First the injunction:
The structural theme must be conceived dynamically, as a pattern of forces, not an arrangement of static shapes.
Rudolf Arnheim, Entropy and Art: An Essay on Disorder and Order
From force to actant:
In 1968, Barthes pointed out that the Proustian narrator is not the person who has seen or felt, nor even the person who writes, but rather he who is going to write.
Jean Frémon “Delta” in Proustiennes translated by Brian Evenson. “Delta” is the final section of Proustiennes.
The opening conclusion, appeal to the reader:
[The concluding sentences to “Delta” and to the book recall the chapter/section on calculating à la Leibniz the ultimate finite number of books and then the necessity of repetition.]

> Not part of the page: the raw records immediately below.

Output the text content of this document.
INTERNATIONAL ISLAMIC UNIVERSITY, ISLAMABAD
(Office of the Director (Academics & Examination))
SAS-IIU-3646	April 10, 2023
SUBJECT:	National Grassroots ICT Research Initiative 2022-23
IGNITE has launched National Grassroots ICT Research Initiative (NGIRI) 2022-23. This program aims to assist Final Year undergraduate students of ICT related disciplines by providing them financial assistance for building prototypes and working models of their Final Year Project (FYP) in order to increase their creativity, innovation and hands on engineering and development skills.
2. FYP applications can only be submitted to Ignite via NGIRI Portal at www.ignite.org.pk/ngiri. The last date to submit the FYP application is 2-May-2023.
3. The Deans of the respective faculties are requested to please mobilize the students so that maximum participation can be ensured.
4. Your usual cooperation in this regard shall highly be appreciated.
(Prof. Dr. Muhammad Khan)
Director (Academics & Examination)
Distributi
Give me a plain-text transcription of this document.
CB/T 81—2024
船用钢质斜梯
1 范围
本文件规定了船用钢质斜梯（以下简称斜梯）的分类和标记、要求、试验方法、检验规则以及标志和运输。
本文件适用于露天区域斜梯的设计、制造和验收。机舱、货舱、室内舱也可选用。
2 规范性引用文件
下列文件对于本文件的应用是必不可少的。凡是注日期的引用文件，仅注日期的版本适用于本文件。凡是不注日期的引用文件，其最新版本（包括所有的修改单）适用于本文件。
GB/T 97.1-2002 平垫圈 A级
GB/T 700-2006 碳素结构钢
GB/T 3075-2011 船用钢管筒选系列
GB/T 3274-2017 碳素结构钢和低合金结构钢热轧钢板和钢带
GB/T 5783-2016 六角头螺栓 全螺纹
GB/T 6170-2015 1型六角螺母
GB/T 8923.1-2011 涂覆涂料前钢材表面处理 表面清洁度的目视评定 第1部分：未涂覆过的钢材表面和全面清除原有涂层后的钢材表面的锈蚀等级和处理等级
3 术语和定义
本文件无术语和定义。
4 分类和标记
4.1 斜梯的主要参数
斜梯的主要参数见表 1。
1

In dreams, in books, in pieces of music, in paintings, in the beings what we love, as on hiking trails, there are sometimes, scattered, signs of gratitude such as compose the traveler’s joy. They are fleeting, like sand, unstable, like sand can be, innumerable… They attest to the presence of something else, as do the shadows that reveal what’s in the light, as do the efforts of the dead who haunt the living.
[Before this is] “The Traveler’s Joy the English call the climbing viburnum because its presence on the hedges lining a road signals that you are approaching a hamlet.”
For “hamlet” read “home”. Always approaching. Hear hameau. Always approached. Approach.